COLT: Lightweight Multi-LLM Collaboration through Shared MCTS Reasoning for Model Compilation

COLT: Lightweight Multi-LLM Collaboration through Shared MCTS Reasoning for Model Compilation
Notice: This research summary and analysis were automatically generated using AI technology. For absolute accuracy, please refer to the [Original Paper Viewer] below or the Original ArXiv Source.

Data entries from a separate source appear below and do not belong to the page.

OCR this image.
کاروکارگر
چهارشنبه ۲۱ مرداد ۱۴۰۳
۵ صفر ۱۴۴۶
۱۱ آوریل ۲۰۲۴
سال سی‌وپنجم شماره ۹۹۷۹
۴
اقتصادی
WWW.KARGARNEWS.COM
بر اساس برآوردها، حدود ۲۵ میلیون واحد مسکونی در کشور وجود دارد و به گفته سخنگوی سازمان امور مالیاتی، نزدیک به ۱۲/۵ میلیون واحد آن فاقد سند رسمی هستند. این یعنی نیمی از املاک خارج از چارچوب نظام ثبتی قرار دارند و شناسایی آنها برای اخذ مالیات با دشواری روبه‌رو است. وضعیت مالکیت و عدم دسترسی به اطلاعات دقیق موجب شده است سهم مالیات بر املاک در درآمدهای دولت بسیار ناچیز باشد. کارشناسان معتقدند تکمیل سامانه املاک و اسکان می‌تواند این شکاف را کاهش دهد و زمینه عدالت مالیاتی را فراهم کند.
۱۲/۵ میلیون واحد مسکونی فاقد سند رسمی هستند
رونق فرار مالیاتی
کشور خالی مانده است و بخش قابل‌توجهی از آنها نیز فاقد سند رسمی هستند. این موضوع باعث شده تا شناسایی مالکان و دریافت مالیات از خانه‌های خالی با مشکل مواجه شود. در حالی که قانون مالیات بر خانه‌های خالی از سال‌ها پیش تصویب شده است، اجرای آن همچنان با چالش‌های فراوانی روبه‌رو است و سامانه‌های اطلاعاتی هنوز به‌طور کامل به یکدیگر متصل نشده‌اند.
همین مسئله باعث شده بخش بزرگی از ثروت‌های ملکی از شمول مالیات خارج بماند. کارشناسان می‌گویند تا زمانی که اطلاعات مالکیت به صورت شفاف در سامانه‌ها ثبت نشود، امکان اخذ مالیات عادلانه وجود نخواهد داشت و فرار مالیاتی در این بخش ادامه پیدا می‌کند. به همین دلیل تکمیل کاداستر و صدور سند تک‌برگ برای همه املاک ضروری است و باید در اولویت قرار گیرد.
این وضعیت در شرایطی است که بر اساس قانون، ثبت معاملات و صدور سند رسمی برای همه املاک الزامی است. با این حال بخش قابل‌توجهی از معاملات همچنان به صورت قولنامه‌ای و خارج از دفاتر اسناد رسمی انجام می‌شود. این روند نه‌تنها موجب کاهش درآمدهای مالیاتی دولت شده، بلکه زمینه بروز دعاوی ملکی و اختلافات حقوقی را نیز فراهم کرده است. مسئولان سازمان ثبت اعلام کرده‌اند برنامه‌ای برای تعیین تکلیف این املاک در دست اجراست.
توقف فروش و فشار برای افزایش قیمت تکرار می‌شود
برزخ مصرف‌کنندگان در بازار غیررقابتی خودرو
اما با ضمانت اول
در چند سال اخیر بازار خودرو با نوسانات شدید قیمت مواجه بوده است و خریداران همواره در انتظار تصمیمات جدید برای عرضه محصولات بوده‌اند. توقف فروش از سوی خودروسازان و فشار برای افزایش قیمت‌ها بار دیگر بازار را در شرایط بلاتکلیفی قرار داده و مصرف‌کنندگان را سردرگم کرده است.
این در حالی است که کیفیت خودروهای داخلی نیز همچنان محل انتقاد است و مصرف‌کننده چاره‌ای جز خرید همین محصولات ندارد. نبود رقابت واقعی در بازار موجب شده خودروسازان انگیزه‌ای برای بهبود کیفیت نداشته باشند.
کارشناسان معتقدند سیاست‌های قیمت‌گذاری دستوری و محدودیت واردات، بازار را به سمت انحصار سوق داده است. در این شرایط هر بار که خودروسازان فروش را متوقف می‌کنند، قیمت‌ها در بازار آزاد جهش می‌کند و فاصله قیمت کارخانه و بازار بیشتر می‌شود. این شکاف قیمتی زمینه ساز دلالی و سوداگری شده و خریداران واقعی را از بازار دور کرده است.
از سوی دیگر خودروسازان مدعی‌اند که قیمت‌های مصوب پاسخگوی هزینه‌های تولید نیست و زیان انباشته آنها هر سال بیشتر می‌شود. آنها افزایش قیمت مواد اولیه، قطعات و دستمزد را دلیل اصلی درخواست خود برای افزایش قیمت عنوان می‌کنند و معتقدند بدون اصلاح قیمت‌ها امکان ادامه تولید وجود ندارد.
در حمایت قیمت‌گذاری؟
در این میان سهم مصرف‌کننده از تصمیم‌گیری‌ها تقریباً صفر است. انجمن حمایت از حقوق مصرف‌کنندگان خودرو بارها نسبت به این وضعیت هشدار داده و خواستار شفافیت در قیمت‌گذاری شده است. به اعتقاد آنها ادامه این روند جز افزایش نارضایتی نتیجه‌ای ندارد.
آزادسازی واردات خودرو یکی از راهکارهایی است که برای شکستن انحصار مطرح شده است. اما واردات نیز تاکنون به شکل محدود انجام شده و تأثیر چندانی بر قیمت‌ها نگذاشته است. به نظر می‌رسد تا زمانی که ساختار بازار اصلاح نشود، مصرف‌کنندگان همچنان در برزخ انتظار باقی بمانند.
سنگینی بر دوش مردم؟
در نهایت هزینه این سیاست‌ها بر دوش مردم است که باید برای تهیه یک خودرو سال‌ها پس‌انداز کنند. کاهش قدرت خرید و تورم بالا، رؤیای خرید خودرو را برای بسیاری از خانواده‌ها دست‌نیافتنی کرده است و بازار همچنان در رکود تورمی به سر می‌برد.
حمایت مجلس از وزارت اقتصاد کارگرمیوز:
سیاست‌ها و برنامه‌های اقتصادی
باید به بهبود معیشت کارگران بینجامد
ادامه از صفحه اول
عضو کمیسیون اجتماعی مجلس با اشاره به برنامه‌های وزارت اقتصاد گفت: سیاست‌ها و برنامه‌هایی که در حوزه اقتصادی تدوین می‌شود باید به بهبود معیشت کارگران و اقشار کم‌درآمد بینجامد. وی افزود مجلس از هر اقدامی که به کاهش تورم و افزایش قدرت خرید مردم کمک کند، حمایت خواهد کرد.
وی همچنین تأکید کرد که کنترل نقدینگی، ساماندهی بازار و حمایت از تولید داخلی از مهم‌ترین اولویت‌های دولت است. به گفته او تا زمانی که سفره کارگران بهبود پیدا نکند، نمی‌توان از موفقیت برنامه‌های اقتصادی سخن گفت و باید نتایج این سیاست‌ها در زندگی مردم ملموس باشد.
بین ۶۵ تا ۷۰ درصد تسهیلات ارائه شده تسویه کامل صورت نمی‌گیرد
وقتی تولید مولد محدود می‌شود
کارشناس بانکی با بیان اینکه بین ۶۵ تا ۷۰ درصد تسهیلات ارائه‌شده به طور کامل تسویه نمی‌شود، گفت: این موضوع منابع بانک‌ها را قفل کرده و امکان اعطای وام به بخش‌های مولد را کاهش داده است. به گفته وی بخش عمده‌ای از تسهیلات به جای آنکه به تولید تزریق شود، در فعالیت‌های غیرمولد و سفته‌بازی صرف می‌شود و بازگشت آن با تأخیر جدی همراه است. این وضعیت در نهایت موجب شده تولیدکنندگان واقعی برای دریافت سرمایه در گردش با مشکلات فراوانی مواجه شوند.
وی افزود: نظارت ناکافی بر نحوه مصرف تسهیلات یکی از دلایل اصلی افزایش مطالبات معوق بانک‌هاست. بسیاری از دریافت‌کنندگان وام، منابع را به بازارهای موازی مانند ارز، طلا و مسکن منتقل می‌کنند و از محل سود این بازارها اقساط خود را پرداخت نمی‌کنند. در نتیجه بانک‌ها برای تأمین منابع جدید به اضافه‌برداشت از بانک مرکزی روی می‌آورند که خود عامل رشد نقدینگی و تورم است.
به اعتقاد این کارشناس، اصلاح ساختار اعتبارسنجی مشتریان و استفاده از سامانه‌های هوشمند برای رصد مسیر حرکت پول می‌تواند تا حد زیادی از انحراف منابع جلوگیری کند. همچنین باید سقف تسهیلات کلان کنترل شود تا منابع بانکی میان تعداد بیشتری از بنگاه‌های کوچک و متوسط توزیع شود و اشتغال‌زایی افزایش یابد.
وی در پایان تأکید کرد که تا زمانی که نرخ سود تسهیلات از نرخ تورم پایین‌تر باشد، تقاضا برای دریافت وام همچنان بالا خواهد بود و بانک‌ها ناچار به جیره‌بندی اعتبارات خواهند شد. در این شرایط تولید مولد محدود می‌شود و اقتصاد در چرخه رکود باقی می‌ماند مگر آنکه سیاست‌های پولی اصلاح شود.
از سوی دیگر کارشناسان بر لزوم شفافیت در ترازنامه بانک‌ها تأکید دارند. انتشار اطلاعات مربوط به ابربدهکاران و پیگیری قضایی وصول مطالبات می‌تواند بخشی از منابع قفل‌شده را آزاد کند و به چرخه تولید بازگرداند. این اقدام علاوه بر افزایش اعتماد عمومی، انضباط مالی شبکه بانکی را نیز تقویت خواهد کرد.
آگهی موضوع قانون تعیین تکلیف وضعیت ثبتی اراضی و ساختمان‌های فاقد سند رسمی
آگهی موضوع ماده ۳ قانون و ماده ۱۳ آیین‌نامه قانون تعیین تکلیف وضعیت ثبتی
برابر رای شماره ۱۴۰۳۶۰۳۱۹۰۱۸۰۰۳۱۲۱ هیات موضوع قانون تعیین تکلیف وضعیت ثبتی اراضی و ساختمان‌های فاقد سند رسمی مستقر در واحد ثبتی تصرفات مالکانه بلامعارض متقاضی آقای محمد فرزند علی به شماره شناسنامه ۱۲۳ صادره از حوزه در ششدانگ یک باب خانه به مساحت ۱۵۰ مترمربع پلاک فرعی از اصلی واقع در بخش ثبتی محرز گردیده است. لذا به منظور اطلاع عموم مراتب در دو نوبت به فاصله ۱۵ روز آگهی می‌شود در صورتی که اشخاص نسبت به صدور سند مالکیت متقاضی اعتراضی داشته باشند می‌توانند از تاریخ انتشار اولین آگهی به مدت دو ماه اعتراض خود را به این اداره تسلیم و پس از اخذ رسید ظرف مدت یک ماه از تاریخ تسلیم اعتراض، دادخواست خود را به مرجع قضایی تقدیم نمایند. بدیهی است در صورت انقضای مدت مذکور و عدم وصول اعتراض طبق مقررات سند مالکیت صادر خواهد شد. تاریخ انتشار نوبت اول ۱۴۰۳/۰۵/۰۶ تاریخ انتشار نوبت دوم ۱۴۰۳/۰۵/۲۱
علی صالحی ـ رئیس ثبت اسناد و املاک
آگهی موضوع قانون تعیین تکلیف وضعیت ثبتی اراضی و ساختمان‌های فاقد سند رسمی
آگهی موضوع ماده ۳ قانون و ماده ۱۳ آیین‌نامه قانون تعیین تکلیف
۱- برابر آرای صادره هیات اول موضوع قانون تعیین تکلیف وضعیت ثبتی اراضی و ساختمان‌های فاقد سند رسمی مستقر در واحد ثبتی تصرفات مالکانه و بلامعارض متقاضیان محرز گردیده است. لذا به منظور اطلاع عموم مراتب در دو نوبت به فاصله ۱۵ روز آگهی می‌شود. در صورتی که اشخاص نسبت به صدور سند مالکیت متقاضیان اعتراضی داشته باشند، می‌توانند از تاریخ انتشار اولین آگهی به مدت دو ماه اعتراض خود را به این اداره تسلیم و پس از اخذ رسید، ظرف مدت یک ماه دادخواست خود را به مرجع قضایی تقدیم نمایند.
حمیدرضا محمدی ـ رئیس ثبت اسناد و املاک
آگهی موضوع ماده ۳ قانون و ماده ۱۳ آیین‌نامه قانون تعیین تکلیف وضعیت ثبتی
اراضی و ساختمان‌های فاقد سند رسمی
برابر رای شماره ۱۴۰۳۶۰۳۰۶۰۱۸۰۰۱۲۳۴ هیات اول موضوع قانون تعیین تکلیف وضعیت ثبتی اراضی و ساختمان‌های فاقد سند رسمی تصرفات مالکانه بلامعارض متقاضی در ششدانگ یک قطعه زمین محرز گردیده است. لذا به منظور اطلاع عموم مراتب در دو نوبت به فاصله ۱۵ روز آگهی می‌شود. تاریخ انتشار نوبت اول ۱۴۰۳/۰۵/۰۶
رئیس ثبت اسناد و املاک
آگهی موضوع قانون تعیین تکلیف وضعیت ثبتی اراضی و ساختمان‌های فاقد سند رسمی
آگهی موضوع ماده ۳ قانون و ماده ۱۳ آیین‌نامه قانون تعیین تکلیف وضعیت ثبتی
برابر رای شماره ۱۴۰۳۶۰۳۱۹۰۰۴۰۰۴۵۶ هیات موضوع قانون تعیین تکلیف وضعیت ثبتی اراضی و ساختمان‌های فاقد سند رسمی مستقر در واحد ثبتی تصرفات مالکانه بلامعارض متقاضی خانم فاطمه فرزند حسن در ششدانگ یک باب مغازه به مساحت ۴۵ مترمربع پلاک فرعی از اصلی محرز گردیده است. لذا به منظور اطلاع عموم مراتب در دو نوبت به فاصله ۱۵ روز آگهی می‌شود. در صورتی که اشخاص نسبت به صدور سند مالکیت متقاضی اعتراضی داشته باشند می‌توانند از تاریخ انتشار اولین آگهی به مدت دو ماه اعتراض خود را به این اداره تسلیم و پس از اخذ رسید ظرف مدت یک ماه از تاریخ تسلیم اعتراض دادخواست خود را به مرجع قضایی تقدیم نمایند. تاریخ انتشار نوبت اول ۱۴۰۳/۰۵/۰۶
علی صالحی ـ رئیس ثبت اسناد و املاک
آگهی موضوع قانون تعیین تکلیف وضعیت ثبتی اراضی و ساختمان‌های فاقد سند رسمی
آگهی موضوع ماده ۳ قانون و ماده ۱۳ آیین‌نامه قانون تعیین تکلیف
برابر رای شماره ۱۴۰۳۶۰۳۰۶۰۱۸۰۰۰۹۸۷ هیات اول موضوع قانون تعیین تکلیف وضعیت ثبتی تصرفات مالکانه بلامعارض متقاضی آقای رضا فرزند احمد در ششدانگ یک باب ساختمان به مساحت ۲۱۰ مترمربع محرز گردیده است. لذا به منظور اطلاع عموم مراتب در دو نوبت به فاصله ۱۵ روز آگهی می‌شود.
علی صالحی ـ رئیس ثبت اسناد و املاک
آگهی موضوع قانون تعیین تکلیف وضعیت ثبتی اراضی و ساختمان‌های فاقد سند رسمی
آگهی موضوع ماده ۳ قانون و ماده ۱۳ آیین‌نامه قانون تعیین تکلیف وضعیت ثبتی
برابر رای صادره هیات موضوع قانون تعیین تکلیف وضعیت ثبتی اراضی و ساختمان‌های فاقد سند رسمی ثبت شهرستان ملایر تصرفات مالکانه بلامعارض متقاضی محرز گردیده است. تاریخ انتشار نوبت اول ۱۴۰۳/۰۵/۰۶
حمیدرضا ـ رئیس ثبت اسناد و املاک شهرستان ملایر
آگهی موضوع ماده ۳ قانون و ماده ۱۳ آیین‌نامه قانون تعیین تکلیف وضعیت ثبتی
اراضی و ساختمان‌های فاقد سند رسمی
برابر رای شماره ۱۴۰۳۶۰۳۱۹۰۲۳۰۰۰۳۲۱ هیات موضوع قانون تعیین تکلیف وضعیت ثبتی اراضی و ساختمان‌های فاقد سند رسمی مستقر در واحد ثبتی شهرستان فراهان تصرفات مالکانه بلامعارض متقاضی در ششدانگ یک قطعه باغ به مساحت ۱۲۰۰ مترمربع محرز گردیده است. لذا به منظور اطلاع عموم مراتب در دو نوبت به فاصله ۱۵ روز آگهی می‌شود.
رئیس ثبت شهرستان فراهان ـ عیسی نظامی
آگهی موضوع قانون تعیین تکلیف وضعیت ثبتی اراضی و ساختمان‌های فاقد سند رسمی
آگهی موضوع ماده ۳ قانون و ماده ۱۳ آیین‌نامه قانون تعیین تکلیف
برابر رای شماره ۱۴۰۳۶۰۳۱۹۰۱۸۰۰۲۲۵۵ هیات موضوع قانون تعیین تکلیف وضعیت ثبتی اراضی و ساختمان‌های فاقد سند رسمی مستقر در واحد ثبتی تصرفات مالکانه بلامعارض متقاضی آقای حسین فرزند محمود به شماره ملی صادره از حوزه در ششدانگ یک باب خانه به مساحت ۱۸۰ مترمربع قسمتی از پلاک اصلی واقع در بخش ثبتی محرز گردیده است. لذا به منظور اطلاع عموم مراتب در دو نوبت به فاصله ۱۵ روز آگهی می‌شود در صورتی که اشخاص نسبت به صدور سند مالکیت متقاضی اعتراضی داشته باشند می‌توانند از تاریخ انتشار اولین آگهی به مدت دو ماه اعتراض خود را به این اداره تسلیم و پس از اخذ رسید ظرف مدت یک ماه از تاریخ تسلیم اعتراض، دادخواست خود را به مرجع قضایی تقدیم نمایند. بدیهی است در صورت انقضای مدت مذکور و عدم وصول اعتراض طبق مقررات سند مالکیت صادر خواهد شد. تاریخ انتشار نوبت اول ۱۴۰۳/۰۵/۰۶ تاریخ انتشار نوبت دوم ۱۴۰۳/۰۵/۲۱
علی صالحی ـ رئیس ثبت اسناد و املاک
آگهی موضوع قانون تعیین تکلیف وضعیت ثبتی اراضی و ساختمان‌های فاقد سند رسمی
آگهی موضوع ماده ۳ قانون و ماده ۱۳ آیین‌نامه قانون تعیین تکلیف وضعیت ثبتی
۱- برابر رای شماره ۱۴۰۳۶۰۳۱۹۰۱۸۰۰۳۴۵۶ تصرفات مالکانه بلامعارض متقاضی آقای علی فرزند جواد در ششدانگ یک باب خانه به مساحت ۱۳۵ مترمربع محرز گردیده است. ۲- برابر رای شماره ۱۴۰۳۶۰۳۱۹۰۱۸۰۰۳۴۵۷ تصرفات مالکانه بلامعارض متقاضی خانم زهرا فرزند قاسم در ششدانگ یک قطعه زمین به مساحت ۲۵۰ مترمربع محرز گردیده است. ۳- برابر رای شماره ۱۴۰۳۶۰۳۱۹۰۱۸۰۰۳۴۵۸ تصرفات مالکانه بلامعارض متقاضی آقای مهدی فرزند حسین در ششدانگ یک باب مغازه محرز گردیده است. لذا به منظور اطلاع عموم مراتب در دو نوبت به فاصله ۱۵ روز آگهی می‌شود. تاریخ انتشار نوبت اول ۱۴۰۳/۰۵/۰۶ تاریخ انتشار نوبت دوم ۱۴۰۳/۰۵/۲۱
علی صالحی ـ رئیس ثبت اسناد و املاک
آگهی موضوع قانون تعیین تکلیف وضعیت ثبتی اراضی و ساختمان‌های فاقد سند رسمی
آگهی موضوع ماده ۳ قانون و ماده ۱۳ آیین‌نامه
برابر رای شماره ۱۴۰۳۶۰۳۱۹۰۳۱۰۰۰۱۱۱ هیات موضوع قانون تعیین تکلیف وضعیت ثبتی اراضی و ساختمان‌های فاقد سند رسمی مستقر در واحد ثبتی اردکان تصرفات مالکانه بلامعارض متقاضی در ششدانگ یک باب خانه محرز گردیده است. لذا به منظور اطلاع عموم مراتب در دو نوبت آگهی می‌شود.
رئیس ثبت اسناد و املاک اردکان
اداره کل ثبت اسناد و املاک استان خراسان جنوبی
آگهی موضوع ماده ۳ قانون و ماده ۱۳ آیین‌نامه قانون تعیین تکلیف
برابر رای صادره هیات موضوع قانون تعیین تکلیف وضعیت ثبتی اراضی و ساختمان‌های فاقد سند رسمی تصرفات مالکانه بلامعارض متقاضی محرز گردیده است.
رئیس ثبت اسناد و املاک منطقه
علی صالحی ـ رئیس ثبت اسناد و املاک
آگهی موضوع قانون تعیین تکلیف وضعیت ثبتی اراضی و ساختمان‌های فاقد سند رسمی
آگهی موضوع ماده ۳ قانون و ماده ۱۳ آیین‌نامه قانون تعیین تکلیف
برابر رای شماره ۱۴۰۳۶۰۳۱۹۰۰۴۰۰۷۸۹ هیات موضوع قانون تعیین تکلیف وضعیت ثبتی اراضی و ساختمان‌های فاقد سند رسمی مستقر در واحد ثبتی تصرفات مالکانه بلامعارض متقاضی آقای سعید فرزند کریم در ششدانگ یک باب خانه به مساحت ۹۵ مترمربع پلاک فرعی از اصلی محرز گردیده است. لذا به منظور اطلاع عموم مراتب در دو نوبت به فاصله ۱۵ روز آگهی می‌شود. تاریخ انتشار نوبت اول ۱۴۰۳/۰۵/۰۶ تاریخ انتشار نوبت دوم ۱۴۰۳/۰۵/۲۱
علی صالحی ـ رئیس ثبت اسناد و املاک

Model serving costs dominate AI systems, making compiler optimization essential for scalable deployment. Recent works show that a large language model (LLM) can guide compiler search by reasoning over program structure and optimization history. However, using a single large model throughout the search is expensive, while smaller models are less reliable when used alone. Thus, this paper seeks to answer whether multi-LLM collaborative reasoning relying primarily on small LLMs can match or exceed the performance of a single large model. As such, we propose a lightweight collaborative multi-LLM framework, dubbed COLT, for compiler optimization that enables coordinated reasoning across multiple models within a single Monte Carlo tree search (MCTS) process. A key contribution is the use of a single shared MCTS tree as the collaboration substrate across LLMs, enabling the reuse of transformation prefixes and cross-model value propagation. Hence, we circumvent both heavy internal reasoning mechanisms and conventional agentic machinery that relies on external planners, multiple concurrent LLMs, databases, external memory/versioning of intermediate results, and controllers by simply endogenizing model selection within the lightweight MCTS optimization loop. Every iteration, the acting LLM proposes a joint action: (compiler transformation, model to be queried next). We also introduce a model-aware tree policy that biases search toward smaller models while preserving exploration, and a course-alteration mechanism that escalates to the largest model when the search exhibits persistent regressions attributable to smaller models.


💡 Research Summary

The paper tackles the growing cost of model serving by improving compiler optimization, a critical step for efficient deployment of neural workloads. Recent works have shown that large language models (LLMs) can guide compiler searches through contextual reasoning over program structure and optimization history, but relying on a single large LLM is expensive, while smaller models alone are unreliable. The authors ask whether a collaborative approach that primarily uses small LLMs can match or surpass a single large model without the heavyweight machinery of agentic systems.

To answer this, they introduce COLT (Collaborative LLM reasoning via shared Tree), a lightweight framework that integrates multiple LLMs into a single Monte‑Carlo Tree Search (MCTS) process. The key innovation is treating model selection as a first‑class decision within the MCTS. Each node in the tree represents a joint state ⟨program, current model⟩. When a node is selected, the associated LLM proposes a joint action ⟨transformation, next model⟩, thereby expanding the tree along both the transformation and model dimensions. This “endogenous model selection” embeds the routing of LLMs directly into the long‑horizon optimization objective.

To bias the search toward cheaper models while preserving exploration, the authors design a model‑aware tree policy that modifies the classic UCT formula with a model‑size weight, favoring smaller LLMs. They also add a “course‑alteration” mechanism that escalates to the largest LLM when persistent regressions are detected, ensuring robustness. Because all models share the same tree, transformation prefixes are reused, and value estimates from downstream program variants are back‑propagated through the shared structure. Consequently, knowledge discovered by one model informs the decisions of others, a crucial advantage for compiler optimization where transformation sequences have compounding and long‑range effects.

Experiments on five modern neural network benchmarks (including Transformer and ResNet variants) run on both CPU and GPU platforms demonstrate that COLT consistently outperforms a single‑large‑LLM baseline. Averaged across benchmarks, COLT achieves a 10.86× speedup on CPU and 30.05× on GPU for its best configuration, while invoking the largest LLM in only 23.9% of total calls. This shows that a majority of the optimization can be driven by inexpensive models without sacrificing quality.

The paper acknowledges limitations: early reliance on small models may propagate sub‑optimal transformations, the textual prompt interface can become costly as the candidate set grows, and the current approach does not dynamically adjust model trustworthiness. Future directions include encoding transformation candidates as structured graphs, employing meta‑learning to adapt model selection policies, and integrating more sophisticated cost‑aware scheduling. Overall, COLT presents a compelling, low‑overhead method for multi‑LLM collaboration in compiler optimization, offering substantial cost savings and performance gains.